The same circumstances which led to the rapid extension of railways in the coal districts of the north tended to direct the attention of the mining engineers to the early development of the powers of the steam-engine as a useful instrument of motive power. The necessity which existed for a more effective method of hauling the coals from the pits to the shipping places was constantly present to many minds; and the daily pursuits of a large class of mechanics occupied in the management of steam power, by which the coal was raised from the pits, and the mines were pumped clear of water, had the effect of directing their attention to the same agency as the best means for accomplishing that object.

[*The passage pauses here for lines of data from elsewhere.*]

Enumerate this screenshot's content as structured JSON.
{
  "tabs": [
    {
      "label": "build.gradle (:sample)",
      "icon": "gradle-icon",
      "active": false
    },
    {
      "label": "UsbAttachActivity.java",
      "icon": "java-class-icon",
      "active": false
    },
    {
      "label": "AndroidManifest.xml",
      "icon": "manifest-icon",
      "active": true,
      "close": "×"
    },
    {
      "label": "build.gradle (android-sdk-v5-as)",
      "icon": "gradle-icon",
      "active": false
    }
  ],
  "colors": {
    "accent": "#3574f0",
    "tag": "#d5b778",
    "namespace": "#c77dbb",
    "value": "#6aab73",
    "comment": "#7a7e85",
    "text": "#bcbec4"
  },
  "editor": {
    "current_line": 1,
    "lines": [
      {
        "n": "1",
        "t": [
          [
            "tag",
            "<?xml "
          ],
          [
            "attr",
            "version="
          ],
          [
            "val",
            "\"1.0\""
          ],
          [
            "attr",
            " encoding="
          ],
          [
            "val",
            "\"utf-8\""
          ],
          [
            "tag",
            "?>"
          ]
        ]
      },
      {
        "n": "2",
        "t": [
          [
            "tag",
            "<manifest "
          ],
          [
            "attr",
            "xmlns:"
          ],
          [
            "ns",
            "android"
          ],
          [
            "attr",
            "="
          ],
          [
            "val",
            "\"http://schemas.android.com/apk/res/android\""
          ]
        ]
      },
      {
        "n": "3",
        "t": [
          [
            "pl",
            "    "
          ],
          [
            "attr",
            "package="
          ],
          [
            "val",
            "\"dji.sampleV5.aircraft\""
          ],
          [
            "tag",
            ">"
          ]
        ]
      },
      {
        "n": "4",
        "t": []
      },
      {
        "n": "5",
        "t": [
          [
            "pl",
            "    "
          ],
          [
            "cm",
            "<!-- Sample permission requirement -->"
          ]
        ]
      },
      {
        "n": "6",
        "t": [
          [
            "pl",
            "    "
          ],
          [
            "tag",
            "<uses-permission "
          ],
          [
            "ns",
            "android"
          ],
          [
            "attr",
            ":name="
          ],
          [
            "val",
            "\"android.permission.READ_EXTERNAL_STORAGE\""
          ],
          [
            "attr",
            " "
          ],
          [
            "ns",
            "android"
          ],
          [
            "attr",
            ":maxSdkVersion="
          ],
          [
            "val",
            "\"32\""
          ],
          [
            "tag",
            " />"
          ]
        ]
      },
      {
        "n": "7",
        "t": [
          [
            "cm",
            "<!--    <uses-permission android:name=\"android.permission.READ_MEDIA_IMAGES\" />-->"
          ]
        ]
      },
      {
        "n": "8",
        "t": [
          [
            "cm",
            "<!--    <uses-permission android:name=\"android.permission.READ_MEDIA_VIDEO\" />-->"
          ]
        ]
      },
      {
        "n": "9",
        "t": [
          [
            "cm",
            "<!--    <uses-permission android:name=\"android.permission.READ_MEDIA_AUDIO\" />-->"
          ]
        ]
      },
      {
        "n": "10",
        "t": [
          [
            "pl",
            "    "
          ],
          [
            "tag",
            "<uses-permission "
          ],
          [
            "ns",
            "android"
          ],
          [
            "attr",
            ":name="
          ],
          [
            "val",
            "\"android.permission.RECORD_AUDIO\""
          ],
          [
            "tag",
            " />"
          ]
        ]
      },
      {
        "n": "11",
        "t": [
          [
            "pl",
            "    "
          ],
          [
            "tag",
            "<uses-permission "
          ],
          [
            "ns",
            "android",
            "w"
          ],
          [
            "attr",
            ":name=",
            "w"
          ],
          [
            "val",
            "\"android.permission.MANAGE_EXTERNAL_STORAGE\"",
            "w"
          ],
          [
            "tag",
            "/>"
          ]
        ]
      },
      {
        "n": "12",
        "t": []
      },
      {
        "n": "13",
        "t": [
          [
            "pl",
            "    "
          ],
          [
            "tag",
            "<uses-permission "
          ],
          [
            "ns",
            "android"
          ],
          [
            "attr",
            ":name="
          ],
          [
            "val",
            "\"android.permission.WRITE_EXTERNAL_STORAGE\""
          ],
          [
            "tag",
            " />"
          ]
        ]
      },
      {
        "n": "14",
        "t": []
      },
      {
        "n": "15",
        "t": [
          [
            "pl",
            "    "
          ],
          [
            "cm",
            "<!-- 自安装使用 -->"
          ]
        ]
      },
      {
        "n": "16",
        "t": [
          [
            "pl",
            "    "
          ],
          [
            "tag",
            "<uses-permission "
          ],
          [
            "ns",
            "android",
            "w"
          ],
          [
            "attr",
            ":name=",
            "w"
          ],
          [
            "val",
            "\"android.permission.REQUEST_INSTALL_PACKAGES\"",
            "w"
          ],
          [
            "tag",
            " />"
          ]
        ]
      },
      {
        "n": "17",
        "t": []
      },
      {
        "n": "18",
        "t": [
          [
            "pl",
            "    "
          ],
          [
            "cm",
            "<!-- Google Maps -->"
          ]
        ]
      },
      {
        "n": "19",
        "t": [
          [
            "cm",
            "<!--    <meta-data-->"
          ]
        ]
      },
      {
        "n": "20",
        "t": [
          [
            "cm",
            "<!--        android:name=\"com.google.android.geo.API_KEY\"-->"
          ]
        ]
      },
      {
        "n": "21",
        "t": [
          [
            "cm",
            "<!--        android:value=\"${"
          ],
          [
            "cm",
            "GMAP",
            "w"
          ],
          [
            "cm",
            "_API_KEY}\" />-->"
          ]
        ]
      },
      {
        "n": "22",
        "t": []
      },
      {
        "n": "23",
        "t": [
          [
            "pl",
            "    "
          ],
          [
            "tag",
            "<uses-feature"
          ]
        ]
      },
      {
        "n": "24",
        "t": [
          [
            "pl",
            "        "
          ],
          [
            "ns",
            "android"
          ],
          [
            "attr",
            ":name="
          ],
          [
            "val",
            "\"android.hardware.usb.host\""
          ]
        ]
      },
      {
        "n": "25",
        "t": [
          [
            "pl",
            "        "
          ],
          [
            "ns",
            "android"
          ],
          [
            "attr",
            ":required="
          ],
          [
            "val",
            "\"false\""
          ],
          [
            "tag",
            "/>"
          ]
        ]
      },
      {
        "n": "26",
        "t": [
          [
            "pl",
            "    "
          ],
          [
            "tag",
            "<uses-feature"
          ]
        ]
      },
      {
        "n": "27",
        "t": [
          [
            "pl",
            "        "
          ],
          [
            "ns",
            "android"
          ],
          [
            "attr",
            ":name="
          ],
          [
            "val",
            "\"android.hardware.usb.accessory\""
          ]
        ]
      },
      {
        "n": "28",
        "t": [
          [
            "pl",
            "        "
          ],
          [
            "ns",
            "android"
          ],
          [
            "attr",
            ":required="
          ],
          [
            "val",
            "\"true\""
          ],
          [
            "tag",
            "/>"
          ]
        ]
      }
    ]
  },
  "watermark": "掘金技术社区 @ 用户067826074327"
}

Among the upper-ground workmen employed at the coal-pits, the principal are the firemen, enginemen, and brakes-men, who fire and work the engines, and superintend the machinery by means of which the collieries are worked. Previous to the introduction of the steam-engine the usual machine employed for the purpose was what is called a “gin.” The gin consists of a large drum placed horizontally, round which ropes attached to buckets and corves are wound, which are thus drawn up or sent down the shafts by a horse travelling in a circular track or “gin race.” This method was employed for drawing up both coals and water, and it is still used for the same purpose in small collieries; but where the quantity of water to be raised is great, pumps worked by steam power are called into requisition.